Popov V.A. ― postgraduate student of the Department of Endoscopy, General and Endoscopic Surgery of Kazan State Medical Academy — Branch Campus of Russian Medical Academy of Continuing Professional Education of the MH of RF, Scientific Secretary of the Volga Region branch of N.N. Blokhin National Medical Research Center of Oncology of the MH of RF, Junior Researcher of the Research Department of Republican Clinical Hospital of the MH of RT, endoscopist of the Republican Clinical Hospital of the MH of RT

138 Orenburgskiy trakt, Kazan, Russian Federation, 420064, tel. +7-999-156-88-20, e-mail: lyapac@mail.ru

 Abstract. Most esophageal carcinomas are diagnosed at a late stage, leaving palliative care as a more realistic choice  for this group of patients. Dysphagia in this case is the leading symptom, which leads to cachexy, a decrease in the quality and duration of life.
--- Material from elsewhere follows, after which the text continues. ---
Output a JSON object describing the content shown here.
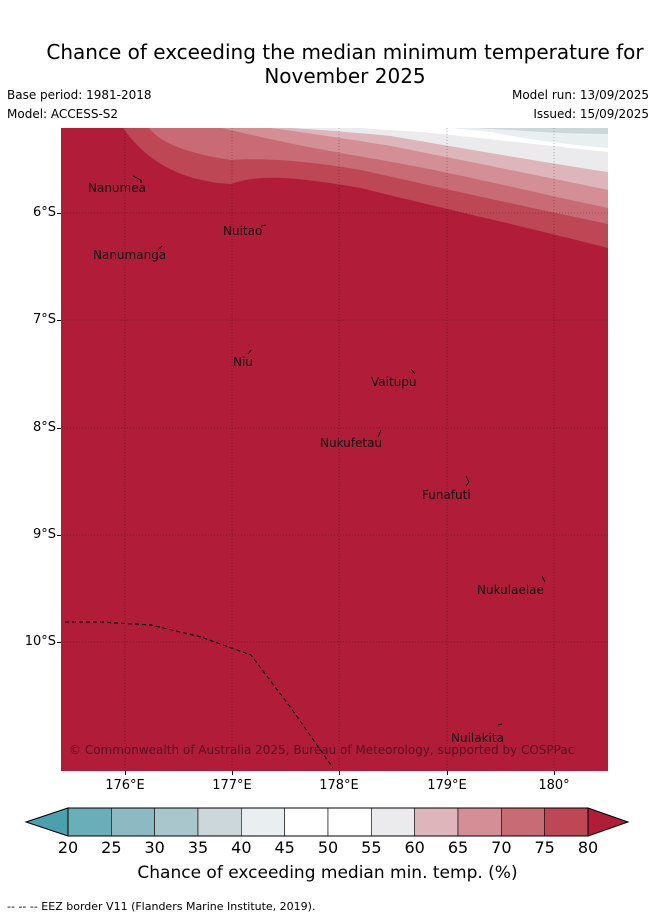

Stenting is a relatively safe method of choice for malignant esophageal obstruction, allowing you to quickly and effectively eliminate the symptoms of dysphagia. However, to date, there is no consensus in choosing the optimal method of palliative care for this group of patients. In order to study this problem, this work has been done. The article analyzes the life expectancy of 193 patients with implanted esophageal stents with various malignant pathology of the esophagus and esophageal-gastric junction. The data of survival of patients depending on the localization of malignant process and histological type of tumors are presented.

Key words: esophageal stenting, esophageal carcinoma, life expectancy, survival.